Essentially, even if athletes at Rice, or Emory, or Vanderbilt, or Davidson, or whichever other private university in any of those states had decided to do this before Dartmouth, it would not have gotten the players at Texas, Georgia, Tennessee, or UNC any closer to following suit.
If athletes at a public university wanted to take that step, they wouldn’t be going to the NLRB. They’d need the approval of the state legislature to get it over the line.
No state in the country has passed that statute. First, until very recently, the established precedent directly contradicted it. Prior interpretations of the FLSA (Fair Labor Standards Act), which, unlike the NLRA, does govern standards for public employees, have long viewed college athletes as another category.
Second, it remains a very high bar to get all the requisite stars to align.
You need athletes at a big public school, then you need the political will on that team to go forward with the idea — and to keep it, through many months of procedural hurdles — and then, finally, you’d need a sympathetic legislature, likely a left-leaning one, to seal the deal.
In most states today, that’s not happening. And the ones where it plausibly might are, for the most part, not the ones where these college sports powerhouses are plying their trade. California’s your best bet. My guess is, if we see this at all anytime soon, it’ll be there. Just don’t necessarily count on that being a sweeping domino either.
There are many chips yet to fall here, more than we have time to discuss today, but you’ll get a couple more this coming Monday. Stay tuned.
Also, This
10,000+ players have already opted in to the EA Sports deal we talked about last week. Texas QB Arch Manning is not one of them. His team put out some incredibly vapid statement about how he was “focused on playing football on the field.” Ugh. Same, dude.

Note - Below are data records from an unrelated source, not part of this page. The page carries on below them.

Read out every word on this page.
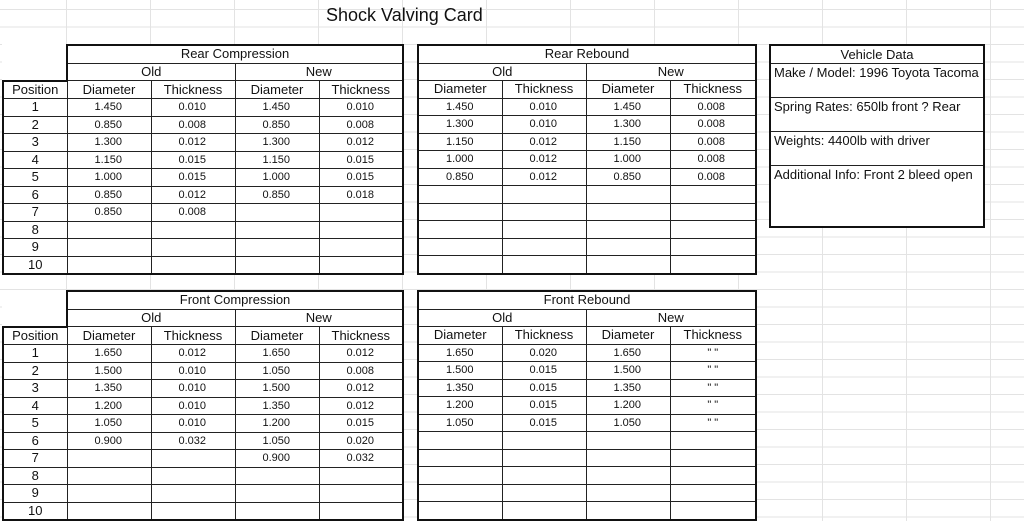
Shock Valving Card
	Rear Compression			
	Old		New	
Position	Diameter	Thickness	Diameter	Thickness
1	1.450	0.010	1.450	0.010
2	0.850	0.008	0.850	0.008
3	1.300	0.012	1.300	0.012
4	1.150	0.015	1.150	0.015
5	1.000	0.015	1.000	0.015
6	0.850	0.012	0.850	0.018
7	0.850	0.008		
8				
9				
10				
Rear Rebound			
Old		New	
Diameter	Thickness	Diameter	Thickness
1.450	0.010	1.450	0.008
1.300	0.010	1.300	0.008
1.150	0.012	1.150	0.008
1.000	0.012	1.000	0.008
0.850	0.012	0.850	0.008

Vehicle Data
Make / Model: 1996 Toyota Tacoma
Spring Rates: 650lb front ? Rear
Weights: 4400lb with driver
Additional Info: Front 2 bleed open
	Front Compression			
	Old		New	
Position	Diameter	Thickness	Diameter	Thickness
1	1.650	0.012	1.650	0.012
2	1.500	0.010	1.050	0.008
3	1.350	0.010	1.500	0.012
4	1.200	0.010	1.350	0.012
5	1.050	0.010	1.200	0.015
6	0.900	0.032	1.050	0.020
7			0.900	0.032
8				
9				
10				
Front Rebound			
Old		New	
Diameter	Thickness	Diameter	Thickness
1.650	0.020	1.650	" "
1.500	0.015	1.500	" "
1.350	0.015	1.350	" "
1.200	0.015	1.200	" "
1.050	0.015	1.050	" "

I don’t blame anybody for not nodding along to $600, especially somebody of his stature. But let’s not pretend like this is suddenly a “distraction.” Please.
Is it just me, or did the Bills release everyone on their roster this week? Not encouraging to this new convert. I already had abandonment issues after the Rams left! Thanks a lot, Laura.
40,000 is a lot. Like, a lot a lot. So let me be the millionth person to point out that LeBron continues to stave off the undefeated Father Time. To be this good, for this long, is patently absurd.
He’s no Dean Wade though. Nobody is.
"With all due respect, this is not exactly a blue-blood program." How dare you slander the 1958-9 Ivy League Champions like that.